I'd like to offer a historical counterexample: 1968. Consider. The Democratic incumbent president was forced to withdraw after a primary debacle in New Hampshire. The Vietnam War had split liberals into warring factions and urban riots had shattered the LBJ's Great Society legacy. A frenzied primary season reached all the way to California in June, culminating in the assassination of Robert F. Kennedy. The Democratic Convention in Chicago was a nationally televised battle zone. Hubert Humphrey, the party's eventual nominee, had never won a primary and was loathed by a significant chunk of the liberal community. New Left radicals hated mainstream Democrats more than they hated Republicans.

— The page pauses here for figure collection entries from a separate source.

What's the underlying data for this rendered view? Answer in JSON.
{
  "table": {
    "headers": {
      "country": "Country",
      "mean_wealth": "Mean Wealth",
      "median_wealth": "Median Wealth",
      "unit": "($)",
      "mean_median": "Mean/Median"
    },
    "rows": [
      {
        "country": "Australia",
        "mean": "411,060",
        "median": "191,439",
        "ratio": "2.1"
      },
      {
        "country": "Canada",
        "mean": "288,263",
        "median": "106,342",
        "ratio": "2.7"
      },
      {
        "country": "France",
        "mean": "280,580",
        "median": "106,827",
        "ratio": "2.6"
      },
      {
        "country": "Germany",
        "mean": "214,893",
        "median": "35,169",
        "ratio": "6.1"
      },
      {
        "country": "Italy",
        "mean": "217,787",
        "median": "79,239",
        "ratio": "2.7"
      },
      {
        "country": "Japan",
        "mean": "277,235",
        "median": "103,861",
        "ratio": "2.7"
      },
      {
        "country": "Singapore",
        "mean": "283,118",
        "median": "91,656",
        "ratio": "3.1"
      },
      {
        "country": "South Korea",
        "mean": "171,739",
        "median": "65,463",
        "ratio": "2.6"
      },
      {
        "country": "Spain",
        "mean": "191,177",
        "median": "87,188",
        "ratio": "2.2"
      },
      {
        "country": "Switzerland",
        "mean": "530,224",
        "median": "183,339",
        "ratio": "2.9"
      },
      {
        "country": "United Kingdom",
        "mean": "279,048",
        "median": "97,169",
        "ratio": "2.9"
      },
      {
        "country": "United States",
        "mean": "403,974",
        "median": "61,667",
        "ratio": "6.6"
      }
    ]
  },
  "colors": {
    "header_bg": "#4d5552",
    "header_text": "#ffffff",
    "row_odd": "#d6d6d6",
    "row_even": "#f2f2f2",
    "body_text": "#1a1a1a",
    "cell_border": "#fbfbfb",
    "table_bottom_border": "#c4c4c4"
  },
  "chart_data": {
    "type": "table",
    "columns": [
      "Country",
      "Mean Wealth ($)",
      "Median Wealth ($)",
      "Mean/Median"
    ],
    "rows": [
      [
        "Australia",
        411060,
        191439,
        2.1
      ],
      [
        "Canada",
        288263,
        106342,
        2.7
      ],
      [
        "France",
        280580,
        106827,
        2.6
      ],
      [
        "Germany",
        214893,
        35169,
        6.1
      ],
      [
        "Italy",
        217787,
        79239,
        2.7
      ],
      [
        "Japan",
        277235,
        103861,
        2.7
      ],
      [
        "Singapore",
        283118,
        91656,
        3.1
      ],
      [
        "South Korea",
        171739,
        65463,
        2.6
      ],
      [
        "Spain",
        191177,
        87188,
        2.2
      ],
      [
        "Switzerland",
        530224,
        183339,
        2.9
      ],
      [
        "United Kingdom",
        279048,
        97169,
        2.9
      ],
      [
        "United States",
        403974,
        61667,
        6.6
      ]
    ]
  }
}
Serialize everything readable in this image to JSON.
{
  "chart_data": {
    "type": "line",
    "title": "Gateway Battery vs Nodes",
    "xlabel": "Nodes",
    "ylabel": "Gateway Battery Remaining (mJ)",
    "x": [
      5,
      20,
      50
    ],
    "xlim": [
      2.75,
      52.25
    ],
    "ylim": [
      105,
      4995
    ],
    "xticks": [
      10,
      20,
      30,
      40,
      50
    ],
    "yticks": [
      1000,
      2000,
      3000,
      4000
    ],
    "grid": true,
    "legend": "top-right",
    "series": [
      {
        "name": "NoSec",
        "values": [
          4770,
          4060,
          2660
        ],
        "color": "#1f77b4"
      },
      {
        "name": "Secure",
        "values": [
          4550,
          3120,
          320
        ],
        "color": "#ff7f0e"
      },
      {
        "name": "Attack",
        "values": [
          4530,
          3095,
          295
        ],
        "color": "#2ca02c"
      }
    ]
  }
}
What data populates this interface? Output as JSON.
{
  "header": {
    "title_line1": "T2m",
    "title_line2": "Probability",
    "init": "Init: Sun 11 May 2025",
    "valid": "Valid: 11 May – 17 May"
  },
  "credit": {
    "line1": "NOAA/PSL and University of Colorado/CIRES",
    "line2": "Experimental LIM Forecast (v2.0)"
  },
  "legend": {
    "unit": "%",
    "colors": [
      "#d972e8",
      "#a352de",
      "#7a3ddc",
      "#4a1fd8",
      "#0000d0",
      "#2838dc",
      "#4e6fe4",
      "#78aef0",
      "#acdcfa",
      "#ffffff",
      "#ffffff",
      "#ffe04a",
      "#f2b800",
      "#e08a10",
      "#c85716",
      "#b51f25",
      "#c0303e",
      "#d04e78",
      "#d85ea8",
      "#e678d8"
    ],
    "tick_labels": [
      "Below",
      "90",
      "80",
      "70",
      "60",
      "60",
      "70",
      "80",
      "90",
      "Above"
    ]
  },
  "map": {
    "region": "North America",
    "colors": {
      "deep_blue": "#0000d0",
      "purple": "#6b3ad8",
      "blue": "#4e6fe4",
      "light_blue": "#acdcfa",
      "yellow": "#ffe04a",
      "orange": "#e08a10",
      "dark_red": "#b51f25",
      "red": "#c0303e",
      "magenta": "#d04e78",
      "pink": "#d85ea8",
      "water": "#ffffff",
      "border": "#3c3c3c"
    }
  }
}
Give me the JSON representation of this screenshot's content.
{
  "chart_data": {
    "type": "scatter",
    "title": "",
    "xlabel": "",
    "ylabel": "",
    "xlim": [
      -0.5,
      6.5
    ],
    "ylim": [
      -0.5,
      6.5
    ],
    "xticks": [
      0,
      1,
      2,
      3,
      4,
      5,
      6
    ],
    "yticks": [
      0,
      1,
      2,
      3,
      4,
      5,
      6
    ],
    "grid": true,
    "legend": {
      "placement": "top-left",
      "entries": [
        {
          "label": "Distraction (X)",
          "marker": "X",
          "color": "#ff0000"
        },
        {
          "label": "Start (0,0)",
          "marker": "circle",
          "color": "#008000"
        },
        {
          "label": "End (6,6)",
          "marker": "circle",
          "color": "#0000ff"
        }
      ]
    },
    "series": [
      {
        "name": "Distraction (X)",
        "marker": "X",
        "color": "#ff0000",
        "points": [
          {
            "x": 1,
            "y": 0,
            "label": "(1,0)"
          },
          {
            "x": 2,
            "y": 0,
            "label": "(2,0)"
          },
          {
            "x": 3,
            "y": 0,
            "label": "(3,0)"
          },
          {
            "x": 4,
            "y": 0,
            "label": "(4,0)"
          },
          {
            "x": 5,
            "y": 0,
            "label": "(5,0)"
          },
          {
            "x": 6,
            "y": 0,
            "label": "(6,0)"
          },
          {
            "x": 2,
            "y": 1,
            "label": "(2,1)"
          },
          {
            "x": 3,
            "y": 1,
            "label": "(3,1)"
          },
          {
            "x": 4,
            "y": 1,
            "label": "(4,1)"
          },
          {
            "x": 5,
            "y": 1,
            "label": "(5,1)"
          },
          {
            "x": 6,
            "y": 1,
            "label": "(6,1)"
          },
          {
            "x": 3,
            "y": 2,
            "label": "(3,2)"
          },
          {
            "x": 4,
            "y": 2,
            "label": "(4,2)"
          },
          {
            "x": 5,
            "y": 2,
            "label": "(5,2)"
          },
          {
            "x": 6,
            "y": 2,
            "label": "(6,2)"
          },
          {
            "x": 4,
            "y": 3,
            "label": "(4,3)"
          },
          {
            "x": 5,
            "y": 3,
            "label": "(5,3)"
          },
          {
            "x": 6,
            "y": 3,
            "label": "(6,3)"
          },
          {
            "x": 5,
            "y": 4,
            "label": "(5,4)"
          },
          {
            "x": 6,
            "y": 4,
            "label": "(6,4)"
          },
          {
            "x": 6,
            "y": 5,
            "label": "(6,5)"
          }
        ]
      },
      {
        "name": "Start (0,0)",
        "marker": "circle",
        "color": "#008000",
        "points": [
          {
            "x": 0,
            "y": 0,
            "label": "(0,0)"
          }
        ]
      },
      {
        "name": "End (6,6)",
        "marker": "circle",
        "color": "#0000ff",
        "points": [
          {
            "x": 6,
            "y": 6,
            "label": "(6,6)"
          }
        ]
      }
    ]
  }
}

In other words, this was the mother of all ugly, party-destroying campaigns. No other primary campaign in recent memory from either party has come within a million light years of being as fratricidal and ruinous. But what happened? In the end, Humphrey lost the popular vote to Nixon by less than 1%. A swing of about a hundred thousand votes in California would have thrown the election into the House of Representatives.

Nyhan counters:

This is all true, but it's important to remember that Humphrey drastically underperformed in 1968 relative to what we would expect given the state of the economy at the time (a result that is often attributed to Vietnam War deaths). We can't quantify what damage was done by the polarizing primary campaign, but it's hard to see how it would help.

Democrats risk a similar scenario -- a destructive primary campaign could turn a possible rout in November into a 50/50 coin flip a la 1968. And even if they do win, any significant reduction in the popular/electoral vote margin could have significant legislative and political consequences going forward.